Given OpenSSL's less than stellar API design, that would be an amazing feat and a significant step towards reducing memory safety vulns.
- Fixing For Loops in Go 1.22
I like this approach to programming language security. There's a common mistake Go programmers make in for() loops with how they reference and use loop iterator variables. The Go project even documented this in their common mistakes wiki.
However, the project didn't stop with just documenting a "don't do this, please" to programmers and shift left the blame and implementation errors onto them.
Instead, it's now changing how those variables are scoped in order to more closely match what programmers (incorrectly) assumed and desired the behavior to be. The change in behavior is easily managed, so old code can remain the old way and not suddenly be unstable because of a compiler change.
It's cool to see a language adapt to how it's used and programmers think it ought to be rather than a rigid adherence to how things must be.
- Security flaws in an SSO plugin for Caddy
We highlighted a bunch of Trail of Bits work last episode, so I don't want to overdo it this episode. But the list of security issues in this review reads like topic list for an intentionally vulnerable web app. The successes here are the move to a memory-safe language, investing in security audits, and being transparent about the results of those audits.
- Is Complexity the Enemy of Security?
We've covered Phil's take on complexity and security before, but it's always a good subject to revisit.
This time I wanted to focus on item 9 in his argument about why bad design is the true enemy, not complexity. Number 9 is, "Reduce Error Messages and Guidance."
I like this, of course, because it points out the anti-pattern of ever-increasing configuration and hardening guides. If those guides are getting bigger and bigger, maybe that's a sign the system's design is pushing too much decision-making onto a user. And that can be a sign of poor defaults, poor abstractions, and poor workflows.
- FYI: The WebP 0day
This is mostly intended for our readers who check out the show notes. First, thank you!
This is a follow up to the libwebp article that John highlighted last episode. It adds some interesting technical details and insights into exploiting the vulns.
John Kinsella
- RCE in Trend Micro endpoint things patched
It's not a vuln in the direct endpoint protection code, but a utility that uninstalls 3rd party AV software. Still...security companies shouldn't have RCEs.

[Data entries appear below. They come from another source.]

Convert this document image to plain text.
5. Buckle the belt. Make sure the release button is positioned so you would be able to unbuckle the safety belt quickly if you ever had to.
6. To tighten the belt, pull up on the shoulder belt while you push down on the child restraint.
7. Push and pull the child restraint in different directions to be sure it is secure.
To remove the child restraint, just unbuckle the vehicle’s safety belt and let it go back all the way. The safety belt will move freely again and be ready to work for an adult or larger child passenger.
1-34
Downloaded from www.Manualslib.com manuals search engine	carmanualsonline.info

- Gitlab vuln allows running pipeline as other users
Via scheduled security scan policies, a user could run pipelines as an arbitrary (gitlab) user. CVSS 9.6 feels a little high, then I realize I'm thinking of GL from my previous use as a single tenant. Multi-tenant, the severity of this becomes more clear...
- PHP + JunOS allows RCE on Juniper switches, firewalls
I think I already said this once today, but security devices shouldn't have RCEs.
I don't want to pick on PHP, but I'm going to pick on PHP. There's better languages to be coding security devices with that are faster, more secure, and have better tooling for performing static analysis.
- print(“lol”) doubled the speed of my Go function
I'm doing one of my non-security stories here, but I it serves a purpose: For the security peeps, think about how a change in code as small as this can have such an effect, and think about why developers will sometimes push back on your requests that seem to request trivial changes.
For the developers - as security people we talk about "avoiding surprise" - while this is a neat trick to improve performance, remember to at least document little hacks like this, or figure out a slightly less hackish way to squeeze out performance like this.